Leetcode series: DFS and BFS in Tree (Part 2)
Hi folks! Today back to the Leetcode series, I will write about problem 236, which is the next problem in the topic DFS and BFS in Tree. I encourage you should do this problem by yourself first then back to this blog, and we can discuss the problem more interesting.
“A leetcode a day, keeps unemployment away”
Disclaimer: I do not encourage you should do a lot of Leetcode without a plan. English is not my mother language, and I want to write blogs to improve my writing and English skill as well as I want to save and share what I’ve learned in computer science or anything else every day with everyone. I really want to improve myself in anything about computer science and my English so feel free to correct me on any things that I wrote in the blog, and my English as well. I really appreciate that.
Note: I’ve followed to do Leetcode problems based on data structure patterns at this site. I think it will be more efficient and easy to understand as well as “remember” the knowledge or the pattern of a data structure than doing a lot of random problems on Leetcode without any plan.
Now let’s go to the problem.
Problem 236:
Example 1:
Input: root = [3,5,1,6,2,0,8,null,null,7,4], p = 5, q = 1
Output: 3
Explanation: The LCA of nodes 5 and 1 is 3.Example 2:
Input: root = [3,5,1,6,2,0,8,null,null,7,4], p = 5, q = 4
Output: 5
Explanation: The LCA of nodes 5 and 4 is 5, since a node can be a descendant of itself according to the LCA definition.Requirement:
We have to find the lowest common ancestor of 2 given nodes p and q, and you can read more about what is LCA here. Basically, the LCA is the “nearest” node that has node p and node q as descendants. Especially, a node can be a descendant of itself.
First thought:
Firstly, I think we just need to traverse through the tree, and find the node value of each node whether is equal to the p or q then return that node.

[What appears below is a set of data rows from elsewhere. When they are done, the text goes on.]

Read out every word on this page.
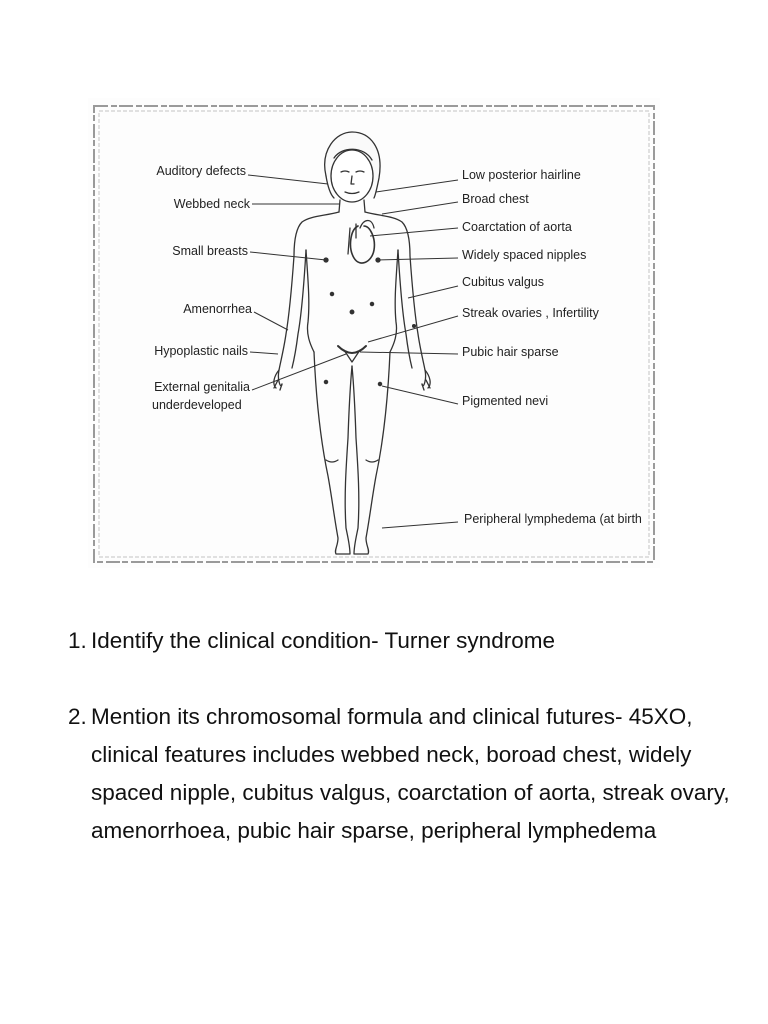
Auditory defects
Webbed neck
Small breasts
Amenorrhea
Hypoplastic nails
External genitalia
underdeveloped
Low posterior hairline
Broad chest
Coarctation of aorta
Widely spaced nipples
Cubitus valgus
Streak ovaries , Infertility
Pubic hair sparse
Pigmented nevi
Peripheral lymphedema (at birth
1. Identify the clinical condition- Turner syndrome
2. Mention its chromosomal formula and clinical futures- 45XO, clinical features includes webbed neck, boroad chest, widely spaced nipple, cubitus valgus, coarctation of aorta, streak ovary, amenorrhoea, pubic hair sparse, peripheral lymphedema
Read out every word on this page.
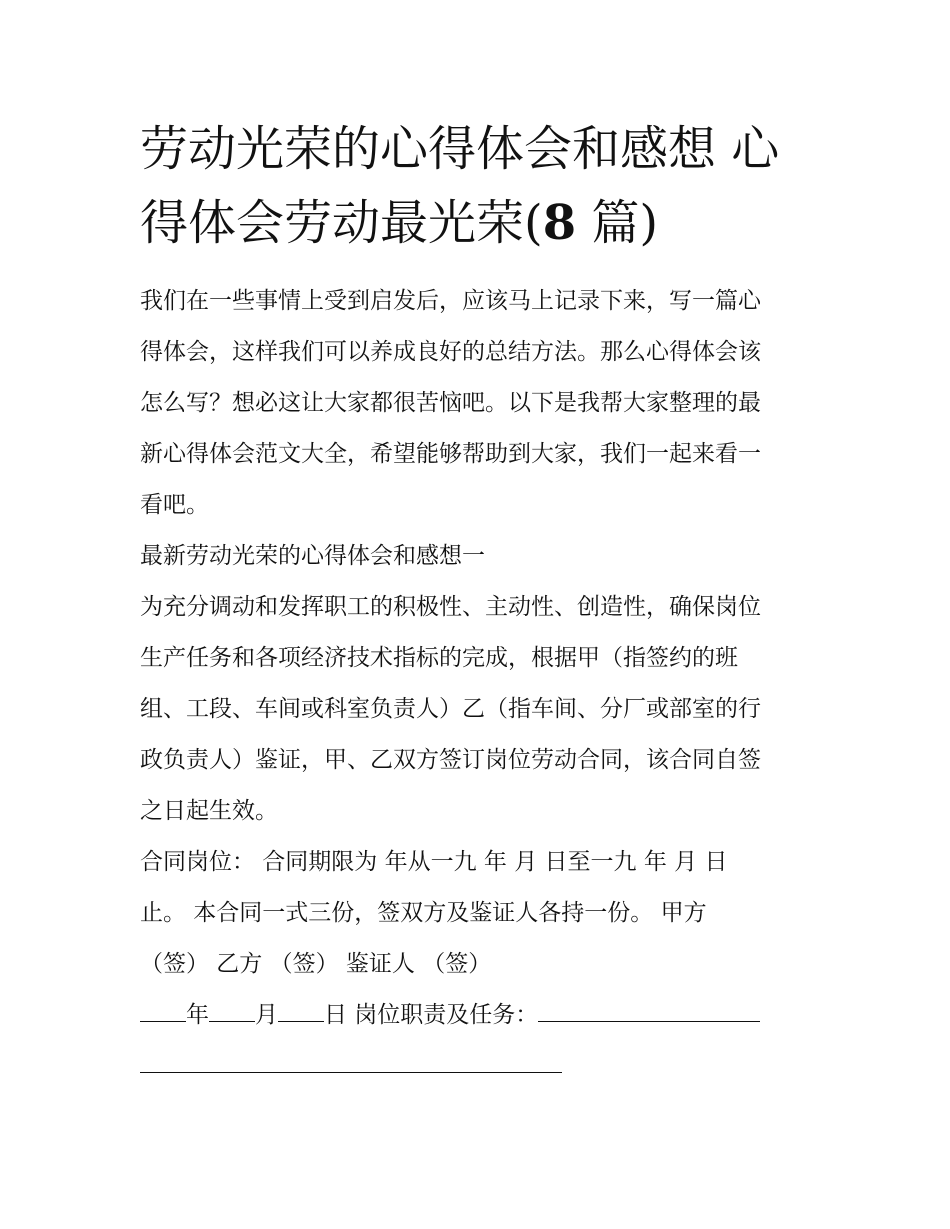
劳动光荣的心得体会和感想 心
得体会劳动最光荣(8 篇)

我们在一些事情上受到启发后，应该马上记录下来，写一篇心

得体会，这样我们可以养成良好的总结方法。那么心得体会该

怎么写？想必这让大家都很苦恼吧。以下是我帮大家整理的最

新心得体会范文大全，希望能够帮助到大家，我们一起来看一

看吧。

最新劳动光荣的心得体会和感想一

为充分调动和发挥职工的积极性、主动性、创造性，确保岗位

生产任务和各项经济技术指标的完成，根据甲（指签约的班

组、工段、车间或科室负责人）乙（指车间、分厂或部室的行

政负责人）鉴证，甲、乙双方签订岗位劳动合同，该合同自签

之日起生效。

合同岗位： 合同期限为 年从一九 年 月 日至一九 年 月 日

止。 本合同一式三份，签双方及鉴证人各持一份。 甲方

（签） 乙方 （签） 鉴证人 （签）

年 月 日 岗位职责及任务：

So we just need to recursively call the function to find them in the left node of the root and the right node of the root.
Logical thinking:
Now, my logic to solve this problem is that wewill go to every node and check its value to see whether it is equal to the p or q node, if it is a null value, just return null. Then, create 2 variables left and right to recursively find in the left subtree and the right subtree.
So, why I said this is a DFS approach? Because it will be recursively called in the left tree until it goes to the deepest of the tree, then it will go to the right node of those nodes. It is a basic idea of the DFS (Depth-First-Search), it will go by the depth of the tree, and in this case, we go to the left part first.
So, basically now we just need to check the left variable or right variable that we created to traverse the tree if both variables are not null, it means that our root is the lowest common ancestor then we will return the root, else if the left is null then our result must be the right and vice versa. Sounds good?
Now, let’s improve our algorithm a little bit, we will create 2 boolean variables to check whether we found the q node or p node, so when we found those 2 nodes in the left subtree we do not need to check in the right subtree anymore, just return the left.
Here is my implementation:
class Solution {
boolean foundP= false, foundQ= false;
public TreeNode lowestCommonAncestor(TreeNode root, TreeNode p, TreeNode q) {
if(root == null) return null;
if(root.val == q.val){
foundQ = true;
return root;
}
if(root.val == p.val){
foundP= true;
return root;
}
TreeNode left = lowestCommonAncestor(root.left,p,q);
// if we found p and q at left subtree, just return it !!
if(foundQ && foundP){
return left;
}
TreeNode right = lowestCommonAncestor(root.right,p,q);
//if we have not found p and q at left subtree, it must be in right or root.
if(left != null && right != null){
// if left and right is not null, it must be the root
return root;
}
return left == null ? right : left;
}
}Feel free to correct me on anything, and improve my solution as well.
Thank you, guys! And happy coding!